Yes, on that return of the last voyage
of the brig the stream had swarmed with
boats, flags had fluttered from housetops
and staffs, piers and quays had been
lined with cheering people, all flocking
forth to see the broken, battered little
craft; for the brig had been spoken by
a tug, and word had been brought to
the wharves, and had spread like wildfire
through the town, that, wrecked in
a tempest and deserted by the panicstricken
crew, the steadfast master and
a boy who stood by him had remained
with her, had refitted her as best they
might when the storm abated, and had
brought her into port at last through
fortunate days of fair weather and slow
sailing.
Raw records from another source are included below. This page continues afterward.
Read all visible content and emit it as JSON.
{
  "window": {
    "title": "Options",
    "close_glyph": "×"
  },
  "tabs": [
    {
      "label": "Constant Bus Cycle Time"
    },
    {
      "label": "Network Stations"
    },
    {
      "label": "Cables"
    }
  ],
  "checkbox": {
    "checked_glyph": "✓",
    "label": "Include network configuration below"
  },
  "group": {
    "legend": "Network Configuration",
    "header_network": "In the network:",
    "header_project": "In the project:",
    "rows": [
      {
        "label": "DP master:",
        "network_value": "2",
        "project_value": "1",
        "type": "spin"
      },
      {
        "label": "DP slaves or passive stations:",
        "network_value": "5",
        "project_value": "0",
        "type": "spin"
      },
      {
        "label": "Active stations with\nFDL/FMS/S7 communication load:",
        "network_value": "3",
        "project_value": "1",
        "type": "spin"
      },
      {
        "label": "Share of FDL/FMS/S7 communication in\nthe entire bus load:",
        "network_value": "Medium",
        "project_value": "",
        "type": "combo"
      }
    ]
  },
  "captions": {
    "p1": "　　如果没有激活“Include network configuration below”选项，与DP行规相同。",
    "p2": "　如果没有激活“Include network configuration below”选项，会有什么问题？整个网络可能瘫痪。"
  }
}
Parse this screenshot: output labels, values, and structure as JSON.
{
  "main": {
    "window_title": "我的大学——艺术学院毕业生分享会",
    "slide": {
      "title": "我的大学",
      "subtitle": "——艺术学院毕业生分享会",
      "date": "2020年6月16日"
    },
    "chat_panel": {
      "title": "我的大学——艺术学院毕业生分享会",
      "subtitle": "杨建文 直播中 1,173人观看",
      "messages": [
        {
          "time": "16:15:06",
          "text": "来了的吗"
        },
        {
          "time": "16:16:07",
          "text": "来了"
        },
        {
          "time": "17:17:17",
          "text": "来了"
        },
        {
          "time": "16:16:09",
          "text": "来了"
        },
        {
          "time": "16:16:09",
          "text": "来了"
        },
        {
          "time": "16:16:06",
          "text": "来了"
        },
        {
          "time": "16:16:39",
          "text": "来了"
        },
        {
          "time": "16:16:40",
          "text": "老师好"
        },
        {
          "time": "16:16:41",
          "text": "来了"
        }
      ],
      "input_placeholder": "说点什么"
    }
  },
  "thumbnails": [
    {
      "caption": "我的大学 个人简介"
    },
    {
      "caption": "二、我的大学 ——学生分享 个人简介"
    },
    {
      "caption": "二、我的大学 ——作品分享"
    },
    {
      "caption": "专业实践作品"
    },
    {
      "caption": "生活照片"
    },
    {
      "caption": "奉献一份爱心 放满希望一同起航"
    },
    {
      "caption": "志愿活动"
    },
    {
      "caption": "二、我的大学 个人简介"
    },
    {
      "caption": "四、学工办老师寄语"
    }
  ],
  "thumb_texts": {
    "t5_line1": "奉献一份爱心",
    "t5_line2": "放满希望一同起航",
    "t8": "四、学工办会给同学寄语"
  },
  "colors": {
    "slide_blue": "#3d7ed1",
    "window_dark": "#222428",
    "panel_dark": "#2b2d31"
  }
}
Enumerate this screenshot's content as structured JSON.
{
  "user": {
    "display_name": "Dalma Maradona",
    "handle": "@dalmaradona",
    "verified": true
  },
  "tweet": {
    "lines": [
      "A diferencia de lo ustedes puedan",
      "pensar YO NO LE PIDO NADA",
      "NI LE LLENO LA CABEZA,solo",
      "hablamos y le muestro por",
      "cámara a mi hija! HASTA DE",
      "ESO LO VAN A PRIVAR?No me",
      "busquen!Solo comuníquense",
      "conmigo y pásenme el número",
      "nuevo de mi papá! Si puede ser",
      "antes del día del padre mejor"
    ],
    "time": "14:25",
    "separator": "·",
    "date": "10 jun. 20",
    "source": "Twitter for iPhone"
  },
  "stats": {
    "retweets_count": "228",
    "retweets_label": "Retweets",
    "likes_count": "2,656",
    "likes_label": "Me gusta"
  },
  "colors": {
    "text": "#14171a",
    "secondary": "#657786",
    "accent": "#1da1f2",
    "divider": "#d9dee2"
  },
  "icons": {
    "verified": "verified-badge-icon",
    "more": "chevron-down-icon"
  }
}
The town was ringing with the
exploit, with praise of the noble faithfulness
of master and boy; and now
the river rang again, and no conquering
galley of naval hero ever moved through
a gladder, gayer welcome than that
through which the little black brig
lumbered on her clumsy way to her
moorings.

But though all the rest of the populace
of the seaport had turned out with
their greetings that day, there was one
little body there who, so far from hurrying
down to shore or sea-wall with a
waving handkerchief, ran crying into a
corner; and it was there that Andrew
Traverse, the person of only secondary
importance in the river scene, rated as
a boy on the brig's books, but grown
into a man since the long voyage began,—
it was there he found her when the
crowd had let him alone and left him
free to follow his own devices.

“It's the best part of all the welcome,
I declare it is!” said he, standing in the
doorway and enjoying the sight before
him a moment.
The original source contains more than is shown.